One day, Jesus asked his disciples, “Who do people say that the Son of Man is?” Their answers seemed to be largely ignored by Jesus, who immediately shifted his focus away from the crowds and to his disciples.
“But what about you?” he asked. “Who do you say I am?” Matthew 16:15.
Peter’s answer (listed above) pleased Jesus, and rightly so. The truth of Jesus being “the Messiah, the Son of the living God” was the rock upon which the church would be built, a foundation that would allow it to withstand even the forces of Hades.
“Who is Jesus?” is a profound question with eternal implications. Former atheist C.S. Lewis’ analysis of the question bears repeating.

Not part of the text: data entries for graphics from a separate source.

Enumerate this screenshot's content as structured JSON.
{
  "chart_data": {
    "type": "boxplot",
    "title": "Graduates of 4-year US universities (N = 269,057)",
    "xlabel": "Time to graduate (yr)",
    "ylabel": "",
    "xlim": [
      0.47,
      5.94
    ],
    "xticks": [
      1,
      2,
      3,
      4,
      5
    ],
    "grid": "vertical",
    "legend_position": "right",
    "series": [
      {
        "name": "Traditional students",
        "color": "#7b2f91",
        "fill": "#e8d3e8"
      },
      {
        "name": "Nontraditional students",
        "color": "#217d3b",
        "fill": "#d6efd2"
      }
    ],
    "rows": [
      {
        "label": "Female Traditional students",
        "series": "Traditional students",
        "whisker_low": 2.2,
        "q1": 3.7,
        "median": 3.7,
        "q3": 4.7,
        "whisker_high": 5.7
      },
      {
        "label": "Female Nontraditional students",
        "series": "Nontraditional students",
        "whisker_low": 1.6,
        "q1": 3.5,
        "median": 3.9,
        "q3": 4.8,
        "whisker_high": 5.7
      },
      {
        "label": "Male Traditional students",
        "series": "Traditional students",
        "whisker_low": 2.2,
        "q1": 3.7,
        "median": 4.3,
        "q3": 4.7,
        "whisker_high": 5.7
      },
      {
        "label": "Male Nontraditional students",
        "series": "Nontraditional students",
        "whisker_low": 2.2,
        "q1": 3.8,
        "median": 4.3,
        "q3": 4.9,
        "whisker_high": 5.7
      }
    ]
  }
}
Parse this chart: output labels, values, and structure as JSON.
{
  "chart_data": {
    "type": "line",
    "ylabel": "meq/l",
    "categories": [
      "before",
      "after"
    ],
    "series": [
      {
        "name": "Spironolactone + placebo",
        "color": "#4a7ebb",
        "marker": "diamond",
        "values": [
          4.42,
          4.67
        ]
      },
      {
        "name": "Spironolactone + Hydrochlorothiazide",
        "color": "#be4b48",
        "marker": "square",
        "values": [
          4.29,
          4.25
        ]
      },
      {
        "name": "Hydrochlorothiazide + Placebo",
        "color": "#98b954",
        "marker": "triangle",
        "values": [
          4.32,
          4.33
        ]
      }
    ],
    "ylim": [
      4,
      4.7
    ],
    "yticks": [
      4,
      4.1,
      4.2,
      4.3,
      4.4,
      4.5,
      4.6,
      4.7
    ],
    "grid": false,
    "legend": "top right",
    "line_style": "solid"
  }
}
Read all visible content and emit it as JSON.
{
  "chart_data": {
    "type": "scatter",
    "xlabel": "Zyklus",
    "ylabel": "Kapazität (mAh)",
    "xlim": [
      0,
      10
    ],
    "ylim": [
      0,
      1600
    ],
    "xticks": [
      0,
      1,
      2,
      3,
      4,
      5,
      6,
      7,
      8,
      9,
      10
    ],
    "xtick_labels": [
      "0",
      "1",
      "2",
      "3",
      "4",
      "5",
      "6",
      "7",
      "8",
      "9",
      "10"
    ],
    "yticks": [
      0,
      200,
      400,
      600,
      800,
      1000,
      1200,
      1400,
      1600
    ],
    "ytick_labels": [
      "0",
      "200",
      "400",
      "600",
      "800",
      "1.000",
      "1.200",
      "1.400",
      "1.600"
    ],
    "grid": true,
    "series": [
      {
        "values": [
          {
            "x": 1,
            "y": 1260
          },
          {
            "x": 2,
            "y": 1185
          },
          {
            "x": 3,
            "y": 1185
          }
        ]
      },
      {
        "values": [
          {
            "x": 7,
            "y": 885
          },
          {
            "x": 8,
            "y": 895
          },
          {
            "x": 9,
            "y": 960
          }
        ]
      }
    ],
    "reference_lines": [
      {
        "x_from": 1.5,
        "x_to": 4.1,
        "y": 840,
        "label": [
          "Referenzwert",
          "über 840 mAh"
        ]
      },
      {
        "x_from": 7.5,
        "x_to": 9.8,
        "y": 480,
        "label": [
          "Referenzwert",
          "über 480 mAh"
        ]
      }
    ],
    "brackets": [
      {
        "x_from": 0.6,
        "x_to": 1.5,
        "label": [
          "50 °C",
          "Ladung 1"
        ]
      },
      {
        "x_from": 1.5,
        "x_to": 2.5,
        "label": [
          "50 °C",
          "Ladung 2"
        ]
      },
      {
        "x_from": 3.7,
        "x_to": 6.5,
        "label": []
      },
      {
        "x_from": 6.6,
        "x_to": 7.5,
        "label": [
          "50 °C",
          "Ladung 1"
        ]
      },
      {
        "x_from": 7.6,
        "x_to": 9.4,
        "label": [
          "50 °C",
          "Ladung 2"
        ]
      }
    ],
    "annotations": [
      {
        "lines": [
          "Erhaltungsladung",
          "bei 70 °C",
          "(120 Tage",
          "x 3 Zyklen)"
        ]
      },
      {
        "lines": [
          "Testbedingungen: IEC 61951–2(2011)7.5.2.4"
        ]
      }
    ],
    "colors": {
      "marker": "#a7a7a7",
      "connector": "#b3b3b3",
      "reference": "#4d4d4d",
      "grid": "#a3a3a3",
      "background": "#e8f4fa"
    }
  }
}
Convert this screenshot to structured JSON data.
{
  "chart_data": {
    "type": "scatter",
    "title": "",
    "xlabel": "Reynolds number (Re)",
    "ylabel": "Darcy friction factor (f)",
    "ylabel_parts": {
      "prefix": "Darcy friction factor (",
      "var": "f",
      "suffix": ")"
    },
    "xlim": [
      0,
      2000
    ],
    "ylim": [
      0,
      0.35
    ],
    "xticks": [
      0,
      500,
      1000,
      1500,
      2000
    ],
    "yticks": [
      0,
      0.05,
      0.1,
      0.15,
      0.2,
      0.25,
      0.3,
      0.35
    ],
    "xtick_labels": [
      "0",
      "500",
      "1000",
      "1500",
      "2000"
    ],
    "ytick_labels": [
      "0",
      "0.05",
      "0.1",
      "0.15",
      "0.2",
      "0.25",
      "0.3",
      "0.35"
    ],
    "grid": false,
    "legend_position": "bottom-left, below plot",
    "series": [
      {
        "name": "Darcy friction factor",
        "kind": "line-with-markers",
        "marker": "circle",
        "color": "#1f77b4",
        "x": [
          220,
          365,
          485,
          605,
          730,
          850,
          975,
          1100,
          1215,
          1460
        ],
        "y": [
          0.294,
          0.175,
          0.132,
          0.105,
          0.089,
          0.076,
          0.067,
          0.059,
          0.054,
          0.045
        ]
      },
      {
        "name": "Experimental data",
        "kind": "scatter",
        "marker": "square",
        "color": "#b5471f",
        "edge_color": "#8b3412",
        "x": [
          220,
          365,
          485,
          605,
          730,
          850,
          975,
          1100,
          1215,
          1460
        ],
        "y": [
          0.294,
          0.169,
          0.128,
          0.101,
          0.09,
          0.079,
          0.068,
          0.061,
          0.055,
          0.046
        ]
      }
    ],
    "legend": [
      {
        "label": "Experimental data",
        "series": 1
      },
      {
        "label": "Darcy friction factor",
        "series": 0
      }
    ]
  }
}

“I am trying here to prevent anyone saying the really foolish thing that people often say about Him: I’m ready to accept Jesus as a great moral teacher, but I don’t accept his claim to be God. That is the one thing we must not say. A man who was merely a man and said the sort of things Jesus said would not be a great moral teacher. He would either be a lunatic — on the level with the man who says he is a poached egg — or else he would be the Devil of Hell. You must make your choice. Either this man was, and is, the Son of God, or else a madman or something worse. You can shut him up for a fool, you can spit at him and kill him as a demon or you can fall at his feet and call him Lord and God, but let us not come with any patronizing nonsense about his being a great human teacher. He has not left that open to us. He did not intend to.” C.S. Lewis, Mere Christianity (1952)
“Who is Jesus?” is a great start to a gospel-centered dialogue. But recognize that Jesus’ question was even more probing. “But what about you? Who do you say I am?” His question begs not just for a mental conclusion, but also for a public profession thereof. Jesus wants us to resemble the Apostle Peter – by concluding and professing Jesus’ divinity.